Have you ever felt like you're in some kind of a grieving process or going through some growing pains for no apparent reason? It's like this for me right now. A ton of emotional energy is moving within me. I'm also beginning to feel creative rumblings. I feel a longing.
I have a strong conditioned belief that "I'm not a creative person". Ironically, I often have strong urges to create :). Sometimes these urges are quite strong and feel so uncomfortable and destabilizing that I suppress them and think they're an indication that something is wrong with me. I hold in the creative urge, not realizing that that's what it is, to the point that internal pressure builds and NEEDS an outlet!
Although I know this all too well, I easily and often forget how important it is to feel and allow emotional energy to move and flow. Luckily, I eventually remember. When I finally realize I'm suppressing emotions and take time to stop and feel, the pressure releases, the energy flows, and creative sparks flare! The other day I finally paused to feel, and whoa, what a relief! Energy flowed and creativity arose almost instantaneously.
For whatever reason, lately my creative sparks are in the form of poetry.

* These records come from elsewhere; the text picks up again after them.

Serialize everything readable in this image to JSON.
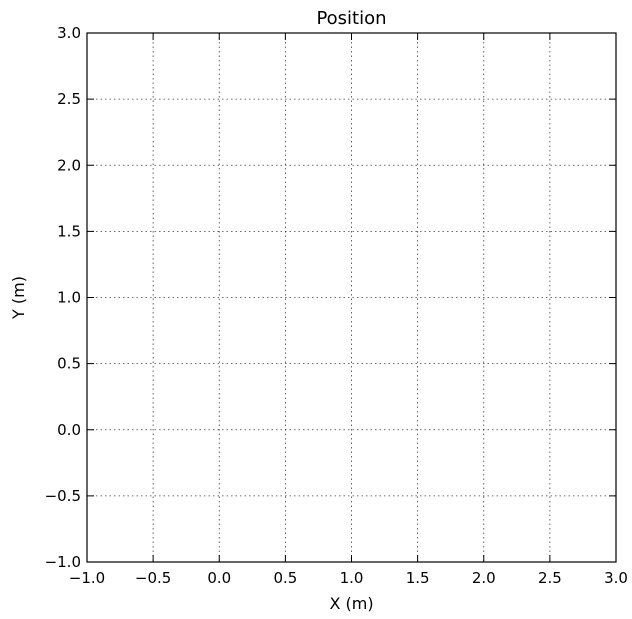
{
  "chart_data": {
    "type": "line",
    "title": "Position",
    "xlabel": "X (m)",
    "ylabel": "Y (m)",
    "xlim": [
      -1.0,
      3.0
    ],
    "ylim": [
      -1.0,
      3.0
    ],
    "xticks": [
      -1.0,
      -0.5,
      0.0,
      0.5,
      1.0,
      1.5,
      2.0,
      2.5,
      3.0
    ],
    "yticks": [
      -1.0,
      -0.5,
      0.0,
      0.5,
      1.0,
      1.5,
      2.0,
      2.5,
      3.0
    ],
    "xtick_labels": [
      "−1.0",
      "−0.5",
      "0.0",
      "0.5",
      "1.0",
      "1.5",
      "2.0",
      "2.5",
      "3.0"
    ],
    "ytick_labels": [
      "−1.0",
      "−0.5",
      "0.0",
      "0.5",
      "1.0",
      "1.5",
      "2.0",
      "2.5",
      "3.0"
    ],
    "grid": true,
    "series": []
  }
}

I've been experimenting with various forms, mostly cinquain, haiku, and prose. Inspired this morning during my pre-dawn meditation practice, this was born:
Hidden life forms
Teeming, vibrating with
Song, earth and sky music for the
Sky bursting into view
Promising chances at being
Creativity is born of aligning attention, energy, space and the just-right constraints.
What are you longing to be/do/have? Feel free to share your creative rumblings here.
Feel your moving life-force energy, allow it to flow freely!